Sunday, January 26, 2014

Labour Party resignation letter - joining Left Unity.


Dear Mathew

Direct Debit payment

With reference to your letter to me date December 6th 2013.

I’m afraid I have decided to resign from my membership of the Labour Party with effect from the date of this letter, being about the time my annual Direct Debit (DD) payment was due. I have cancelled the four DDs that I pay to the Party locally and nationally.

This has not been an easy decision having been a member of the Party from 1963 – 1972 and again from 1987 – 2013. I was a local election agent in the 1964 general election and my wife, Vera and me met canvassing for the Party in the 1966 general election. I have made a contribution to most election campaigns in that time, even when not being a member.

My decision to leave has gradually evolved since the Iraq war and the financial crisis of 2007 – 08.  I consider the financial crisis to be one of the most important economic events in my political experience, exposing the contradictions and weaknesses of the neo-liberal economic experiment: attempting to make global corporations and capitalism profitable by making the rich richer at the expense of the working class. This began in the early 1970s, it influenced the 1974 – 79 Labour Government; was extensively implemented by the Tories 1979 – 1997; little modified by Labour 1997 – 2010 and has been massively accelerated by the current Tory government. The 2007 – 08 crisis has exposed this agenda for all to see and created the conditions for the left to mount a radical challenge.

In a number of ways I have tried to raise the debate within the Labour Party about how we, as socialists, could take advantage of this situation by developing policies that offer structural alternatives to the domination of the neo-liberal agenda based upon collective and democratic ownership and control. I supported Ed Miliband for leader and hoped that this would open up the democratic debate in the Party over the content of the next manifesto. However, it seems that democracy has been closed down, with local councillors becoming unaccountable to members and national policy processes remaining consultative and being overridden by statements from shadow ministers, such as Ed Ball’s commitment to continue with the Tory cuts into at least the first year of a Labour government. It is little wonder Labour Party members are disinclined to take any radical discussion seriously.

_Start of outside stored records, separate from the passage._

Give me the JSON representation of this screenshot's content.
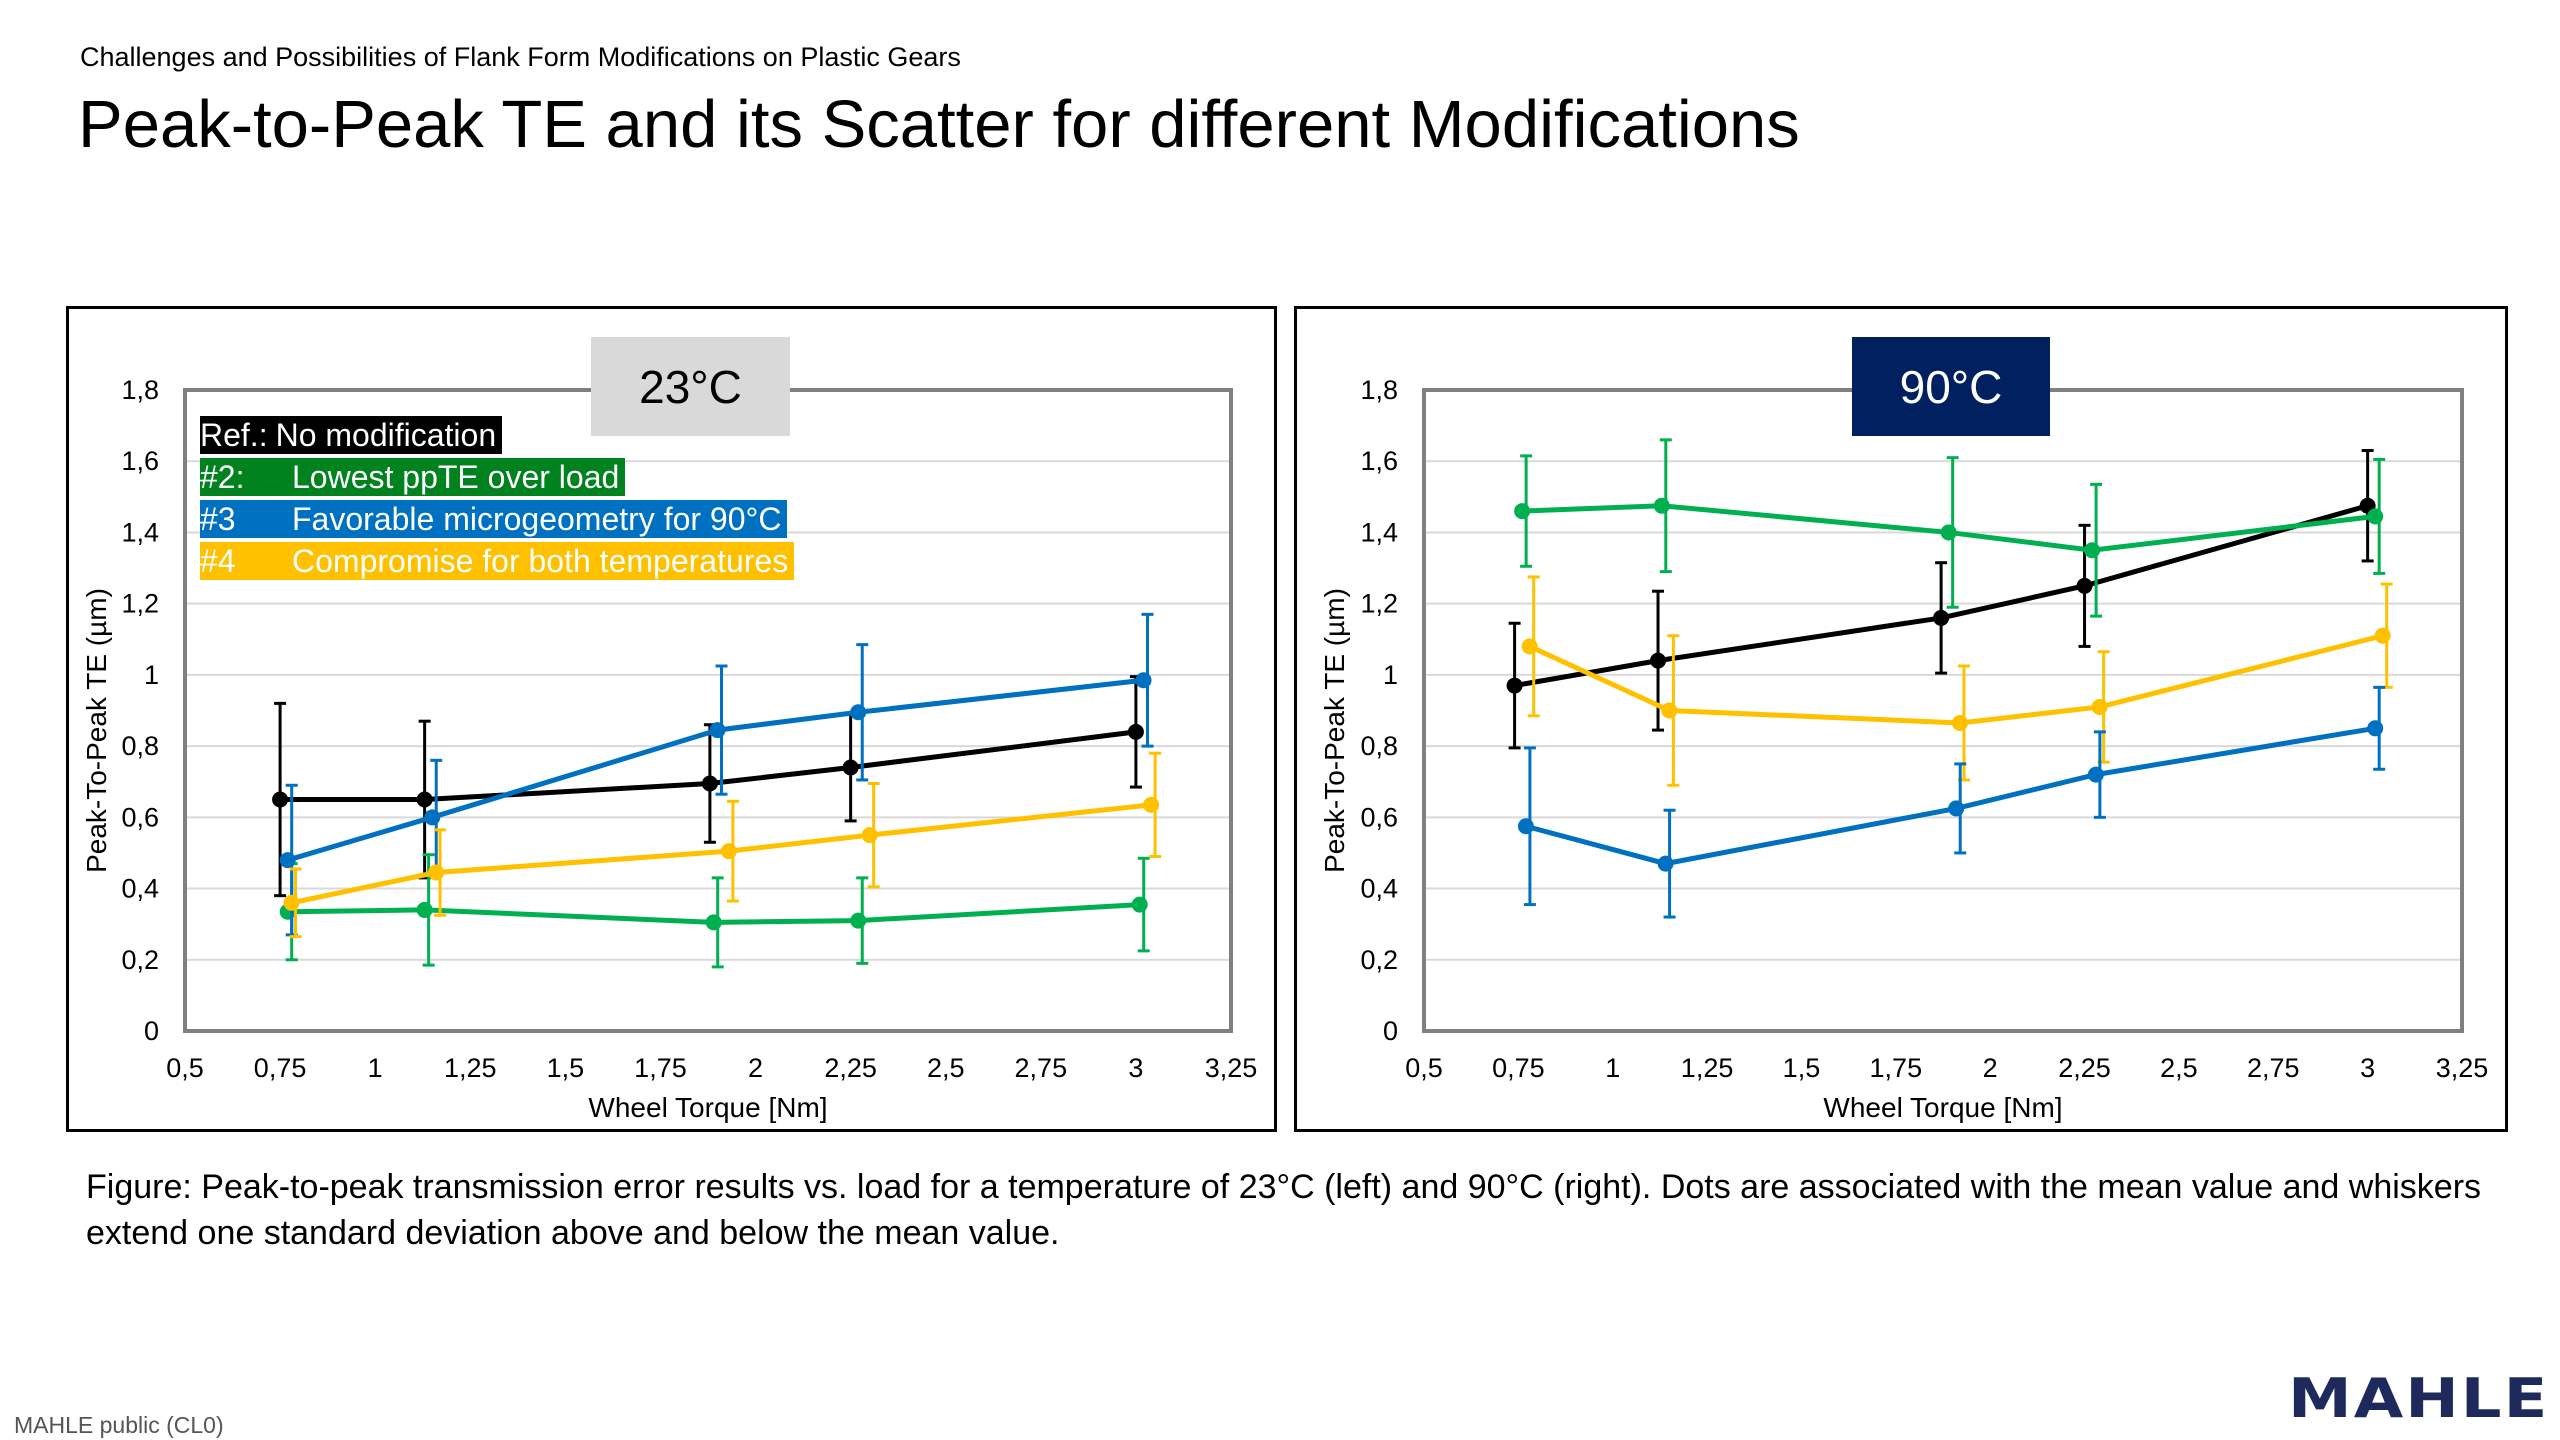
{
  "header": {
    "subtitle": "Challenges and Possibilities of Flank Form Modifications on Plastic Gears",
    "title": "Peak-to-Peak TE and its Scatter for different Modifications"
  },
  "legend": [
    {
      "tag": "Ref.:",
      "label": "No modification",
      "color": "#000000"
    },
    {
      "tag": "#2:",
      "label": "Lowest ppTE over load",
      "color": "#00821e"
    },
    {
      "tag": "#3",
      "label": "Favorable microgeometry for 90°C",
      "color": "#0070c0"
    },
    {
      "tag": "#4",
      "label": "Compromise for both temperatures",
      "color": "#ffc000"
    }
  ],
  "caption": "Figure: Peak-to-peak transmission error results vs. load for a temperature of 23°C (left) and 90°C (right).  Dots are associated with the mean value and whiskers extend one standard deviation above and below the mean value.",
  "footer": "MAHLE public (CL0)",
  "logo": "MAHLE",
  "chart_data": [
    {
      "type": "line",
      "title": "23°C",
      "title_bg": "#d9d9d9",
      "xlabel": "Wheel Torque [Nm]",
      "ylabel": "Peak-To-Peak TE (µm)",
      "xlim": [
        0.5,
        3.25
      ],
      "ylim": [
        0,
        1.8
      ],
      "grid": "horizontal",
      "xticks": [
        "0,5",
        "0,75",
        "1",
        "1,25",
        "1,5",
        "1,75",
        "2",
        "2,25",
        "2,5",
        "2,75",
        "3",
        "3,25"
      ],
      "yticks": [
        "0",
        "0,2",
        "0,4",
        "0,6",
        "0,8",
        "1",
        "1,2",
        "1,4",
        "1,6",
        "1,8"
      ],
      "series": [
        {
          "name": "Ref.: No modification",
          "color": "#000000",
          "x": [
            0.75,
            1.13,
            1.88,
            2.25,
            3.0
          ],
          "y": [
            0.65,
            0.65,
            0.695,
            0.74,
            0.84
          ],
          "sd": [
            0.27,
            0.22,
            0.165,
            0.15,
            0.155
          ]
        },
        {
          "name": "#2: Lowest ppTE over load",
          "color": "#00b050",
          "x": [
            0.77,
            1.13,
            1.89,
            2.27,
            3.01
          ],
          "y": [
            0.335,
            0.34,
            0.305,
            0.31,
            0.355
          ],
          "sd": [
            0.135,
            0.155,
            0.125,
            0.12,
            0.13
          ]
        },
        {
          "name": "#3 Favorable microgeometry for 90°C",
          "color": "#0070c0",
          "x": [
            0.77,
            1.15,
            1.9,
            2.27,
            3.02
          ],
          "y": [
            0.48,
            0.6,
            0.845,
            0.895,
            0.985
          ],
          "sd": [
            0.21,
            0.16,
            0.18,
            0.19,
            0.185
          ]
        },
        {
          "name": "#4 Compromise for both temperatures",
          "color": "#ffc000",
          "x": [
            0.78,
            1.16,
            1.93,
            2.3,
            3.04
          ],
          "y": [
            0.36,
            0.445,
            0.505,
            0.55,
            0.635
          ],
          "sd": [
            0.095,
            0.12,
            0.14,
            0.145,
            0.145
          ]
        }
      ]
    },
    {
      "type": "line",
      "title": "90°C",
      "title_bg": "#002060",
      "xlabel": "Wheel Torque [Nm]",
      "ylabel": "Peak-To-Peak TE (µm)",
      "xlim": [
        0.5,
        3.25
      ],
      "ylim": [
        0,
        1.8
      ],
      "grid": "horizontal",
      "xticks": [
        "0,5",
        "0,75",
        "1",
        "1,25",
        "1,5",
        "1,75",
        "2",
        "2,25",
        "2,5",
        "2,75",
        "3",
        "3,25"
      ],
      "yticks": [
        "0",
        "0,2",
        "0,4",
        "0,6",
        "0,8",
        "1",
        "1,2",
        "1,4",
        "1,6",
        "1,8"
      ],
      "series": [
        {
          "name": "Ref.: No modification",
          "color": "#000000",
          "x": [
            0.74,
            1.12,
            1.87,
            2.25,
            3.0
          ],
          "y": [
            0.97,
            1.04,
            1.16,
            1.25,
            1.475
          ],
          "sd": [
            0.175,
            0.195,
            0.155,
            0.17,
            0.155
          ]
        },
        {
          "name": "#2: Lowest ppTE over load",
          "color": "#00b050",
          "x": [
            0.76,
            1.13,
            1.89,
            2.27,
            3.02
          ],
          "y": [
            1.46,
            1.475,
            1.4,
            1.35,
            1.445
          ],
          "sd": [
            0.155,
            0.185,
            0.21,
            0.185,
            0.16
          ]
        },
        {
          "name": "#4 Compromise for both temperatures",
          "color": "#ffc000",
          "x": [
            0.78,
            1.15,
            1.92,
            2.29,
            3.04
          ],
          "y": [
            1.08,
            0.9,
            0.865,
            0.91,
            1.11
          ],
          "sd": [
            0.195,
            0.21,
            0.16,
            0.155,
            0.145
          ]
        },
        {
          "name": "#3 Favorable microgeometry for 90°C",
          "color": "#0070c0",
          "x": [
            0.77,
            1.14,
            1.91,
            2.28,
            3.02
          ],
          "y": [
            0.575,
            0.47,
            0.625,
            0.72,
            0.85
          ],
          "sd": [
            0.22,
            0.15,
            0.125,
            0.12,
            0.115
          ]
        }
      ]
    }
  ]
}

Any challenge to the neo-liberal agenda has now been swept away with the One Nation Labour approach based upon ‘responsible capitalism’ epitomised by the Union Jack emblem that would fit the Tories just as well. Austerity has now been accepted by the Party and is being implemented by Labour councils up and down the UK under the ‘dented shield’ rhetoric: they might as well stick the Party’s new emblem on every shield to complete the image.

As someone who does not support the efficacy of ‘personal politics’ and the power of an individual resignation my decision has been made easier by being involved and now becoming a member of Left Unity: a party that is serious about challenging neo-liberalism, has an internationalist socialist agenda and is likely to be part of the European Left. As it is the intention of the new party to stand in elections, which will mean challenging Labour candidates, this of course is incompatible with Labour Party membership, hence my resignation.

I will send copies of this letter to the Pontypridd CLP; to my branch secretary and to other Party colleagues who need to know directly. I am a  Labour Party councillor on the Pontyclun Community Council. I was elected as a Labour candidate and I do not think it is democratically acceptable to just declare myself as a Left Unity councillor, so I will resign as a councillor at the next PCC meeting in February 2013 or, if I cannot attend, by letter before the meeting.

I wish you all well and I’m sure that I will be working closely with some LP members on campaigns where our politics coincide.